Los Angeles 30 dicembre 1999, ultimi momenti del 20° secolo. La fine di un millennio di un mondo in rovina, in preda all’anarchia, duramente repressa dalle forze dell’ordine. Ambientato in un futuro metropolitano apocalittico per allora non molto lontano (evidenti i richiami con Blade Runner): un avvenire prossimo in cui una nuova droga, lo squid (che permette di vivere in prima persona esperienze altrui) soppianta quelle vecchie, con un effetto di assoluta sostituzione dell’io. L’espediente del nuovo stupefacente in circolazione offre allo spettatore cinematografico l’impressione di percepire e vedere tutto in diretta. Per ottenere questo effetto si utilizzò la soggettiva per rendere l’idea di veri e propri frammenti di vita consequenziali, stupri e omicidi, sensazioni parallele e amplificate di vittime e carnefici. Gli effetti dello squid sono mostrati fin dalla prima sequenza della morte in diretta di un rapinatore che precipita tentando di saltare da un palazzo a un altro per sfuggire alla polizia, fruita in replay da Lenny Nero (Ralph Fiennes) che testa la merce di cui è spacciatore. La meta-visione del pubblico crea un corto circuito percettivo spiazzante e disorientante: chi guarda cosa con gli occhi di chi? Questa estremizzazione del vouyerismo raggiunge l’acme nell’episodio dello stupro di una prostituta (la Bigelow è la prima regista donna a filmare una violenza sessuale).

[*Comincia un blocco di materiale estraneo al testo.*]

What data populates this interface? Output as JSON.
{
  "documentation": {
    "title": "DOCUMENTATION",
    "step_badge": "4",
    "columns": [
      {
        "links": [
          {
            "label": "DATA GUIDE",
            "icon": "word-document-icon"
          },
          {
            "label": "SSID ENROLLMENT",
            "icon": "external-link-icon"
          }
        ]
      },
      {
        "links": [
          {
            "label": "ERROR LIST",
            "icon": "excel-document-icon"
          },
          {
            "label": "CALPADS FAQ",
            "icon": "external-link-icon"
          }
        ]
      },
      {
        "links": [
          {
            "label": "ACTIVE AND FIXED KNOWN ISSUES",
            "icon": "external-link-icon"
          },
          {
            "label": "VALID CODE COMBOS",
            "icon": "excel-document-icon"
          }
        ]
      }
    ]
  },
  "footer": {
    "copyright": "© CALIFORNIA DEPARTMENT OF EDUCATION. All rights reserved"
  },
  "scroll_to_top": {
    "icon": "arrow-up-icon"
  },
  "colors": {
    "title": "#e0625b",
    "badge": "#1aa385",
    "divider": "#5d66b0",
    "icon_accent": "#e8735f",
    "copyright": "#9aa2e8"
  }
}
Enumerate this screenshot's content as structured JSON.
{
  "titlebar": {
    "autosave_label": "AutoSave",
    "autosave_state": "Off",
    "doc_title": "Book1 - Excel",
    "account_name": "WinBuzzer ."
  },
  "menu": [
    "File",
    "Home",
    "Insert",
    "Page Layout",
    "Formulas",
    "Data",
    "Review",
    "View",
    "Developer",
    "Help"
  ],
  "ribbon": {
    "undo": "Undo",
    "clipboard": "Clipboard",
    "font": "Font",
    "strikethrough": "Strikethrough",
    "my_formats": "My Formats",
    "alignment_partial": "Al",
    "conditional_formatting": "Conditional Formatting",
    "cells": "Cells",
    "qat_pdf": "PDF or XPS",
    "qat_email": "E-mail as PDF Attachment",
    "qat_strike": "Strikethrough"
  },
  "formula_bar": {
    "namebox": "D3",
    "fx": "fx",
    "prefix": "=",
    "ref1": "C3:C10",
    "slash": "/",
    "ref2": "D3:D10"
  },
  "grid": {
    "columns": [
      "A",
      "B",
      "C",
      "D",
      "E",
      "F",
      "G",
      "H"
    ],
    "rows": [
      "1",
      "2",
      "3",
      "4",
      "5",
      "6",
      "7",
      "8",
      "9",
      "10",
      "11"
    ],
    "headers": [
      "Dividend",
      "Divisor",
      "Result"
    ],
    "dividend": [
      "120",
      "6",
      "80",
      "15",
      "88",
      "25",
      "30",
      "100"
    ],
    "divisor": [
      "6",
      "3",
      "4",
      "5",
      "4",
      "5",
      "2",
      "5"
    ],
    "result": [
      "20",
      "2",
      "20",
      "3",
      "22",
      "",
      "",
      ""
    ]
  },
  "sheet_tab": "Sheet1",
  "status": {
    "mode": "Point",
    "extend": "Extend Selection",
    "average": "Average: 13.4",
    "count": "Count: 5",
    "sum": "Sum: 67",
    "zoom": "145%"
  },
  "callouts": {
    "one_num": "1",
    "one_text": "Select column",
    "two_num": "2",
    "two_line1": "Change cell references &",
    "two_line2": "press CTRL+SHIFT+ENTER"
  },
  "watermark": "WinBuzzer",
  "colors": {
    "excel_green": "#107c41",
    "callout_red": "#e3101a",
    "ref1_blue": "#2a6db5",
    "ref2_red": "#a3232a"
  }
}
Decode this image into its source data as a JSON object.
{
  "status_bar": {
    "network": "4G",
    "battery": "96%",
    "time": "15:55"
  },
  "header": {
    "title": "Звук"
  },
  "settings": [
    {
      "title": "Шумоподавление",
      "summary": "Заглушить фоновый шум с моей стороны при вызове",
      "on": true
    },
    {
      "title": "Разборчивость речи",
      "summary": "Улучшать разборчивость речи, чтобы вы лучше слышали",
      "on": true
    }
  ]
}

Astratto e realistico, filosofico e carnale, estetico e mai estetizzante. È il cinema di Kathryn Bigelow, troppo dotata nella messa in immagini. Sempre adrenalinico. Tra conflitti e confronti. Sempre oltre la tranquillizzante divisione tra i generi: quella primaria (maschile/femminile) e quella secondaria che coinvolge linguaggi, generi, stili, punti di vista mai totalizzanti e sempre discutibili.